We finally got our first ice cream we'd been craving at Stari Bar but since it was too early for lunch we drove all the way down to Ada Bojana. There is a certain hippie vibe to this place, which is also a nudist island. I got to try my first Montenegrin fish soup at a restaurant recommended by a man we had bumped into in Kotor. It came in a traditional tin pot on a stand. It was also only 2€ but could have fed two people. Too bad my husband doesn't eat fish.

The cloudless sky made for a very hot evening. We had another dip in our rocky beach and had our first dinner at home - tomatoes, bread, smoked beef slices - overlooking the setting sun. Hubby said that this was the first place in Montenegro he could picture himself living in. We would have our last dip in the sea in the morning after before heading inland.

From now on it would be goodbye Coast and hello mountains until the end of our Montenegrin trip.

Day 5: Lake Skadar

Mission for the morning: to find a hat for hubby. Not an easy task, given his huge head - he says it's his huge brain inside. No one sold above the standard size but we managed to find one that fit better than most. Only 3€ though.

I wanted to witness some wildlife so we stopped by Lake Sas but only saw some dragonflies. There was a restaurant by the Lake entrance where we had an octopus salad and grilled pepper salad. Yum. For dessert we took our chance on the homemade dessert called tespidza, which turned out to be a very honey buttery torte with coconut flakes. Real sweet.

The road kept going on and on and on today. The scenery changed from forest green lusciousness to yellow dried barrenness to green foliage.
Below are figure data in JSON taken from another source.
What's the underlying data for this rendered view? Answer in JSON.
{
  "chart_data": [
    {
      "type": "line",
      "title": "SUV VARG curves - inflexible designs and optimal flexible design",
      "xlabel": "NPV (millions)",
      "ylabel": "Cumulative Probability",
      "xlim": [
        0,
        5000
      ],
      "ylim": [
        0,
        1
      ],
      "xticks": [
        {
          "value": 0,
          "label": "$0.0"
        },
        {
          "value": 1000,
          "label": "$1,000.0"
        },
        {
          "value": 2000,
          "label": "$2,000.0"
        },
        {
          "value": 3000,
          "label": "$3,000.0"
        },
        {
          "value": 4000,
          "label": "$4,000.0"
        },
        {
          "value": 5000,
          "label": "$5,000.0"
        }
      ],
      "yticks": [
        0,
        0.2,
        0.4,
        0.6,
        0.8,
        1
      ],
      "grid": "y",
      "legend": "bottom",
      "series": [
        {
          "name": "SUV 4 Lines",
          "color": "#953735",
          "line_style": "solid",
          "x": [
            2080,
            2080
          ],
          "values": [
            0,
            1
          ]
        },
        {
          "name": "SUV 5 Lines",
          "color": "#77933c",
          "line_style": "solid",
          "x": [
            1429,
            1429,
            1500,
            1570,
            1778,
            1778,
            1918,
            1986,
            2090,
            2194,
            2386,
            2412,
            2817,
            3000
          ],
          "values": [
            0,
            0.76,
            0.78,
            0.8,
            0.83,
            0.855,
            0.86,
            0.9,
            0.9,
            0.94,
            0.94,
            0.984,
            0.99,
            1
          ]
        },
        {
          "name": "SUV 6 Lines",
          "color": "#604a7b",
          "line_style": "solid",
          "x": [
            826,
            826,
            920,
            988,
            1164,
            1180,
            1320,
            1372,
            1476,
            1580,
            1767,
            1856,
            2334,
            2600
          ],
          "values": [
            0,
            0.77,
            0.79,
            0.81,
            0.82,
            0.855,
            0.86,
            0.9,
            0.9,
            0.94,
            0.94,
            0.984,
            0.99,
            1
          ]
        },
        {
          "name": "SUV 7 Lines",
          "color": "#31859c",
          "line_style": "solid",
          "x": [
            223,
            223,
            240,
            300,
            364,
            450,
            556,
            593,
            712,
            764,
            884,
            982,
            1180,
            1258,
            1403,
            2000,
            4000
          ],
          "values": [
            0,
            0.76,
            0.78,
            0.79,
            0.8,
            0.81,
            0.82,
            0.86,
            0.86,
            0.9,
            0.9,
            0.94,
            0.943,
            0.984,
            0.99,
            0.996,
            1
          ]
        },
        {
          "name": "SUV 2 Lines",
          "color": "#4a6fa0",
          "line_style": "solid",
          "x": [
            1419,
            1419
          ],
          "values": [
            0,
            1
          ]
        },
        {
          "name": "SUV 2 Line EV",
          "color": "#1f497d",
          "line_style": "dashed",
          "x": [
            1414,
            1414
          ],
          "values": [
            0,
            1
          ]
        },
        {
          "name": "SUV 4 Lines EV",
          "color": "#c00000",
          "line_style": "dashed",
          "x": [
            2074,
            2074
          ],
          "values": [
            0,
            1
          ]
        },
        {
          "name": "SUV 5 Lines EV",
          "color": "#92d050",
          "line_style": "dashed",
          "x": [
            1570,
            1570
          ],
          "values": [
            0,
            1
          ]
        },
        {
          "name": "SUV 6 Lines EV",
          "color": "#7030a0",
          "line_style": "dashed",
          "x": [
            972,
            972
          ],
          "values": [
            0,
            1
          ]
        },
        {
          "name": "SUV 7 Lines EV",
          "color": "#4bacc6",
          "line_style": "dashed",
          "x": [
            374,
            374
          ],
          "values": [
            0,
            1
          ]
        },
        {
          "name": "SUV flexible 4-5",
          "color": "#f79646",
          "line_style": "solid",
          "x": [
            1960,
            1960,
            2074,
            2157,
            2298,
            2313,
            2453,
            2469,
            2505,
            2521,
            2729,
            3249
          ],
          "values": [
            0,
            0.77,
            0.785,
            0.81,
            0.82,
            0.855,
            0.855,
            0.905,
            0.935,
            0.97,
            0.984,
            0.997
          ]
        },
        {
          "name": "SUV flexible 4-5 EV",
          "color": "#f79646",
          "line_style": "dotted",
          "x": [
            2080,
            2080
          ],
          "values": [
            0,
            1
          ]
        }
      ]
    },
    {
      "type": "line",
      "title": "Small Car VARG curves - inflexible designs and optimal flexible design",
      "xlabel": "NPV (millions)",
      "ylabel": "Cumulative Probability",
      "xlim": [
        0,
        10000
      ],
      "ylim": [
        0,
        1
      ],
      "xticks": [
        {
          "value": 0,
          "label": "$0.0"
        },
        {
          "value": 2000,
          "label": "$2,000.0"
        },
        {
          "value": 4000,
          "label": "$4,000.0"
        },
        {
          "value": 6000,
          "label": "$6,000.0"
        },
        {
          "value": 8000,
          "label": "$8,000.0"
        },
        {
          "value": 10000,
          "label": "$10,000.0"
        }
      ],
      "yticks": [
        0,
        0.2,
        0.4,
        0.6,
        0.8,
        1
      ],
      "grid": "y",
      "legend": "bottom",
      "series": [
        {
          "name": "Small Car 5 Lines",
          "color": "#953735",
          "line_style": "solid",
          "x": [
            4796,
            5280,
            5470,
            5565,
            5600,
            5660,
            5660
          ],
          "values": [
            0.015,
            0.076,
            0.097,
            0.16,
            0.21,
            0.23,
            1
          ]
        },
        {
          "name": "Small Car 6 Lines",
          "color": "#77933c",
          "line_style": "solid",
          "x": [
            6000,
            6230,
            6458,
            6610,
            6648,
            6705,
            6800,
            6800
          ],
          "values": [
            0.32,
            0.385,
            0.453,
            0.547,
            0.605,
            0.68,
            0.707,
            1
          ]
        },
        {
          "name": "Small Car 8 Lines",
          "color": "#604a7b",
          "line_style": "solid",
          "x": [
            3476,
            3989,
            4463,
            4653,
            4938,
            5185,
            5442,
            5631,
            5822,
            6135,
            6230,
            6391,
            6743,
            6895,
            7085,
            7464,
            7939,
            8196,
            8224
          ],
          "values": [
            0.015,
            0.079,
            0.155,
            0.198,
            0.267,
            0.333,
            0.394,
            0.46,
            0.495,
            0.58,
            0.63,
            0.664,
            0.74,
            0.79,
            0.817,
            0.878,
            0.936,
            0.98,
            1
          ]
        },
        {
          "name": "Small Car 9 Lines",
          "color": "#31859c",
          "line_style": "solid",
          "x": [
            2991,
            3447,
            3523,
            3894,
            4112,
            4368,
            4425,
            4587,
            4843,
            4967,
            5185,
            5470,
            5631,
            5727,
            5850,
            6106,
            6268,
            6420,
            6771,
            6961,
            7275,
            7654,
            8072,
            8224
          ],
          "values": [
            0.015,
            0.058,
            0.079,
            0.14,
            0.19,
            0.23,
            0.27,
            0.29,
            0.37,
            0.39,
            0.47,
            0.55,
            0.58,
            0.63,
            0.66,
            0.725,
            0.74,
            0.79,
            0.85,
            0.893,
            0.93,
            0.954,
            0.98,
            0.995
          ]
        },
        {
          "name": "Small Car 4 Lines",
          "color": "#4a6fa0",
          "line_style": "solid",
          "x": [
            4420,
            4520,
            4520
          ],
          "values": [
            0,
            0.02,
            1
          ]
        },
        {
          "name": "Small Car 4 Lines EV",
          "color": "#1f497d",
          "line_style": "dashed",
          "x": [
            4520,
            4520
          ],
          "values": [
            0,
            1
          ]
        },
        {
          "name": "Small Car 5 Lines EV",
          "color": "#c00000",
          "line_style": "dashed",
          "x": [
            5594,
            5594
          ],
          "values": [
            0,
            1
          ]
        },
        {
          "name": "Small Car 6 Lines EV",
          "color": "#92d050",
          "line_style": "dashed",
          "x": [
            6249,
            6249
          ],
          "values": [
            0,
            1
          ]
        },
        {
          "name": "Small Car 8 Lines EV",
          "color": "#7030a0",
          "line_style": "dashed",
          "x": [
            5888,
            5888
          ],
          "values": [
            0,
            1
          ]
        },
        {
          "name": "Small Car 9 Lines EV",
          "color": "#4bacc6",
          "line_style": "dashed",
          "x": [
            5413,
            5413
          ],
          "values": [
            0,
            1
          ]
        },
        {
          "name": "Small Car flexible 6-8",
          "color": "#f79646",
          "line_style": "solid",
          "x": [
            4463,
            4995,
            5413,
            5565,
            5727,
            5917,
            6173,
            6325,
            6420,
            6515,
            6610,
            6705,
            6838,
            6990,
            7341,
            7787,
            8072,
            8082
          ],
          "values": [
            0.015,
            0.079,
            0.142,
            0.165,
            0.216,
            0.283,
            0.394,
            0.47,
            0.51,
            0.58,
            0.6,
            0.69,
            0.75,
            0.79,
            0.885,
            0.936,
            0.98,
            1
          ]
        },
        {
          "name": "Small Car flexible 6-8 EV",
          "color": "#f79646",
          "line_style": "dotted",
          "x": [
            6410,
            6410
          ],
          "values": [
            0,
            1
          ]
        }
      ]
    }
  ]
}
We also got to see Albania across the border.
Tonight we are staying in Rijeka crnojevića, near Lake Skadar. It's a small village on a muddy river. Fish soup for dinner again. I love all this seafood here.

Days 6-7: Kolašin

We woke up as late as we could before going down for our breakfast- a huge affair including Burris, ham, cheese, bread, fruit, juice & coffee.

The windy road overlooking Lake Skadar and river, then the Morača Canyon, took us to the 13th century Morača Monastery. As one of the important orthodox monasteries in Montenegro, there were plenty of tourists snapping away and making wishes.

The lamb with grilled zucchini and pepper with potatoes on the side, our lunch at a rustic restaurant in Kolašin, was the best lunch in Montenegro, according to hubby. It was also the cheapest meal by far.

We went for a walk around Lake Biograd, at a national park in the area. It was pretty but all the national parks here have entry fees! Too bad we didn't get to see any bears, wolves, foxes, eagles or even owls that apparently live here.

In the late afternoon we went to swim and sauna at Bianca hotel. I could just imagine enjoying the jacuzzi here in Winter, looking out at the pine trees covered in snow. Right now at its off peak season the hotel was a half dead place. All the more peaceful for us.

We didn't stay at this hotel though. Our accommodation was just outside of Kolašin, in a minimal circular chalet like cabin in the shape of a mushroom! It's like glamping, super cool. This was the last Airbnb for the trip. From here on in, as we head more up North, it'll be hotels.

Half way through, another week of adventures to go!